Editoriale | ottobre 2015 | Ponte rosso N° 5
L’attuale sindaco di Venezia è un imprenditore prestato alla politica: uno che si è fatto da sé, come si dice. Milanese, una laurea in Architettura a Venezia, presidente della holding Umana, che raggruppa imprese di vario genere ed interesse, presidente anche di una storica squadra di pallacanestro. L’uomo si è già distinto in diverse occasioni, nei pochi mesi dal suo insediamento, per interventi in ambito culturale piuttosto bizzarri, come l’aver ordinato il ritiro dalle scuole veneziane di una cinquantina di libri che affrontano in chiave critica il tema della discriminazione. Favole concepite con l’intento di insegnare ai bambini a rispettare chi è diverso da loro, l’amico disabile, quello con un altro colore di pelle, quello adottato, l’omosessuale, chi ha due mamme o due papà. Ma il sindaco si è anche segnalato per aver rifiutato Palazzo Ducale per una mostra intitolata “I mostri di Venezia” in cui un maestro della fotografia, Berengo Gardin, denuncia il passaggio delle grandi navi da crociera davanti al bacino di San Marco. L’ultima uscita del sindaco di Venezia è l’idea di vendere opere d’arte di proprietà del Comune per ripianare i debiti. Opere d’arte, beninteso, “non legate né per soggetto né per autore alla storia della città”. Come dire che il Comune si tiene i suoi Canaletto, ma potrebbe mettere all’asta la Giuditta II di Gustav Klimt o Il rabbino di Vitebsk di Marc Chagall, entrambi conservati al Museo d’Arte Moderna di Ca’Pesaro. L’idea ha trovato subito il consenso di Vittorio Sgarbi, ma fortunatamente non quello di molti altri, compreso il ministro dei Beni culturali Franceschini, che ha liquidato l’idea come una battuta di dubbio gusto del sindaco.

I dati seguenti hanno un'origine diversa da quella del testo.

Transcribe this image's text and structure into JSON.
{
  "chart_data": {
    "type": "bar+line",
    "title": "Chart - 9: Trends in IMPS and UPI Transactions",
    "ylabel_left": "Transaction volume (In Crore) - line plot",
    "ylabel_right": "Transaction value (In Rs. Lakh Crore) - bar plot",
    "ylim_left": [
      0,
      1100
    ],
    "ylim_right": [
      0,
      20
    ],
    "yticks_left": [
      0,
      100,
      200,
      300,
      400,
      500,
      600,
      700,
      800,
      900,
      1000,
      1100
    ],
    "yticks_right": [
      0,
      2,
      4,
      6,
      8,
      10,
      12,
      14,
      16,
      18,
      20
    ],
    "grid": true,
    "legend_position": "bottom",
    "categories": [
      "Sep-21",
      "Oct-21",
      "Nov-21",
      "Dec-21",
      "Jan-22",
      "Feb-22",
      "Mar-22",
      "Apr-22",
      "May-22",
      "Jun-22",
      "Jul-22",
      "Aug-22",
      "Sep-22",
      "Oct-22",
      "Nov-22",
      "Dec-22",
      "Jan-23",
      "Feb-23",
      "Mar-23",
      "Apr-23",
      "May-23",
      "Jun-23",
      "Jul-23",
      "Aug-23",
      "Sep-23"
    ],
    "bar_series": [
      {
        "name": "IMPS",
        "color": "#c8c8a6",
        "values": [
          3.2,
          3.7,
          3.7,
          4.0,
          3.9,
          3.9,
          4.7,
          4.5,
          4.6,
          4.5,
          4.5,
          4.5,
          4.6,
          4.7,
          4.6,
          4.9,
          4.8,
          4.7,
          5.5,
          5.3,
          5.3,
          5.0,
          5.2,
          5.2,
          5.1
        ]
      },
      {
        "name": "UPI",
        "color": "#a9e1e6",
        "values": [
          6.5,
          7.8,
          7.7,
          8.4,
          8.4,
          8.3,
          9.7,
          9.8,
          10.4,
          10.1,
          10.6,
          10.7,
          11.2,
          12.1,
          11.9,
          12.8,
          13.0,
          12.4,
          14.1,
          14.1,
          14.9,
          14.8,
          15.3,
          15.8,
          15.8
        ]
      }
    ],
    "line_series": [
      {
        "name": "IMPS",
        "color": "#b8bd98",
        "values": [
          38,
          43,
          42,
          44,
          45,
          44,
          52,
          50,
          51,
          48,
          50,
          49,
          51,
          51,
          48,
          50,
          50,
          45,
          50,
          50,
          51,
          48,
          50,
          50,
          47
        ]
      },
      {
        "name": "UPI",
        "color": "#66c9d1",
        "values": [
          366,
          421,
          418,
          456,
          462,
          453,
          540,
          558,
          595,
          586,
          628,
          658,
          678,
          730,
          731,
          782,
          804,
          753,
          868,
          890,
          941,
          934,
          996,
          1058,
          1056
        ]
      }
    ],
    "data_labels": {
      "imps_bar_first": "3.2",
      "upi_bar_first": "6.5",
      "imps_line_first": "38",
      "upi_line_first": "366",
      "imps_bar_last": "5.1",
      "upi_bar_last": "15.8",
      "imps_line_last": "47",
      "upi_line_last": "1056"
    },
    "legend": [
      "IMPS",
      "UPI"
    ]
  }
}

Si possono trarre dall’insieme di queste vicende alcune considerazioni di valenza generale.
Intanto per dire che non è sempre vero che in determinate materie lo Stato sia meno efficace degli Enti locali. Per esempio nella tutela del patrimonio culturale: l’imposizione di vincoli di legge che impediscano di trattare come una qualsiasi merce opere d’arte sottrae all’arbitrio di singoli amministratori la disponibilità di beni (archeologici, artistici, bibliografici, documentali e paesaggistici) che, per il loro valore storico, estetico e artistico, appartengono all’intera collettività nazionale (o anche internazionale) e non ai singoli proprietari. Per amministrare tali beni è opportuno che siano chiamate (per concorso e non per elezione) persone che abbiano una specifica comprovata competenza. Esattamente com’è necessario che un magistrato inquirente o giudicante disponga di una specifica cultura giuridica, il direttore di un museo, di una biblioteca, di un archivio o il personale tecnico e direttivo delle Soprintendenze deve essere dotato delle opportune cognizioni nelle materie che riguardano l’arte, la custodia e la fruibilità dei libri nelle biblioteche e dei documenti negli archivi, la tutela del paesaggio. E che il parere di personale specializzato sia prevalente rispetto a quello dell’autorità politica in ogni questione che riguardi la conservazione, la tutela e la valorizzazione dei beni culturali.
Una seconda riflessione dovrebbe essere fatta riguardo ai meccanismi di selezione del personale politico. Dall’istituzione dell’elezione diretta dei sindaci e dalla disgregazione dei partiti come strumenti per l’organizzazione del consenso democratico, la selezione dei candidati privilegia personalità che, di norma, hanno conquistato una visibilità in ambiti diversi da quelli dell’amministrazione dei beni pubblici: imprenditori in primo luogo, e poi professionisti di chiara fama, docenti universitari, ma anche cantanti e ballerine. Ciò, se da un lato ha consentito per esempio negli Enti locali una maggiore governabilità, ha condotto al progressivo smantellamento delle possibilità di formare “sul campo” personale politico qualificato per tale fondamentale “mestiere”, per privilegiare persone che si sono sempre occupate di altro.
I risultati sono sotto gli occhi di tutti.